Luis (Sergi López) sheepishly winds his way between the dancers, with his son Estebán (Bruno Nuñez) and terrier Pipa in tow – the only two people (and one dog) seemingly not under the music’s spell. He’s the sort of guy who, ordinarily, would happily keep to himself (it’s certainly a world away from López’s most well-known role, as the violent, fascistic Captain Vidal in Pan’s Labyrinth).
But Luis is here for his daughter, a rave regular who hasn’t made contact in five months. When the military rolls in to declare a state of emergency, ushering EU citizens onto their trucks, Luis chooses to follow south a small group – Stef (Stefania Gadda), Jade (Jade Oukid), Tonin (Tonin Janvier), Bigui (Richard Bellamy), and Josh (Joshua Liam Henderson) – en route to a second rave.
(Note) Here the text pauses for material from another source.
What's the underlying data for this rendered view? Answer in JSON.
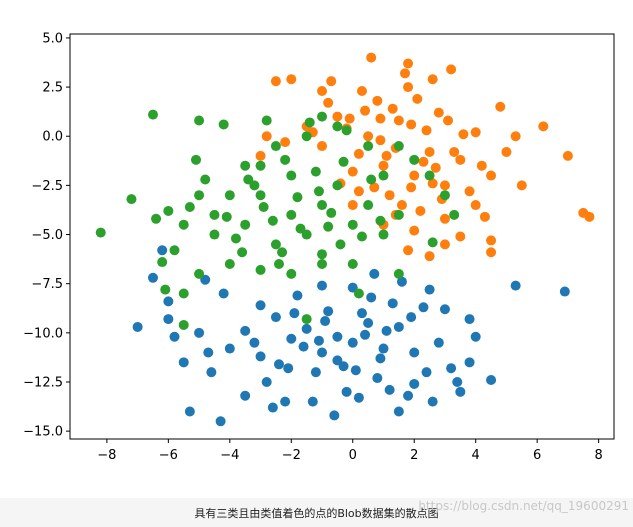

He’s told it’s a treacherous journey, especially in that sad little suburban vehicle of his. But what if his daughter’s there? Wouldn’t it be worth the risk? And so, that suspended, thwomp-thwomp tension is transferred instantly to the travellers themselves, and the implicit threat that some terrible misfortune will befall them. “The Sirāt bridge connects paradise and hell,” an opening title card teases, in reference to the Islamic belief in As-Sirāt, a path the dead must take that is “narrower than a strand of hair and sharper than a sword.”
It’s a danger director Óliver Laxe, and his co-writer Santiago Fillol, forcefully telegraph with every narrative and visual turn. It’s there in the fragile allyship Luis builds with his new companions, all played by real-life ravers Laxe met over the years (and they feel like real people, too, including in the rare and welcome choice to cast two actors, Bellamy and Janvier, with limb differences). They’re kind, but slow to trust. Would they leave Luis behind when it comes to it?
Precariousness seems embedded in every rock wall, as their cars hug cliffside roads, reminiscent of the teetering trucks of William Friedkin’s Sorcerer (1977) and its predecessor, The Wages of Fear (1953). But, something else is building up: arms and bombs, and voices on the radio speaking of a conflict that will “change the world as we know it”. Our ravers, in turn, simply shrug and respond, “it’s been the end of the world for a long time”, before they drag out their speakers to lose themselves in the thwomp-thwomp again.
How, then, should we feel about any misfortune that lies ahead? Is there a karmic hand to be played here? The world around these travellers is so deliberately hazy (what countries are in conflict? Who knows, all we hear about is “nations”) that it becomes impossible to measure up their myopic reliance on an electronic beat. Is their ignorance a privilege? Or an understandable coping mechanism? And if it’s a mixture of both, how much? All that it means is that when the beat does eventually drop, when the real shock occurs, it doesn’t feel cosmic so much as deliberate manipulation by a filmmaker’s hand. The rhythm feels off.
Dir: Óliver Laxe. Starring: Sergi López, Bruno Núñez Arjona, Richard Bellamy, Stefania Gadda, Joshua Liam Henderson, Tonin Janvier, Jade Oukid. Cert 15, 114 minutes.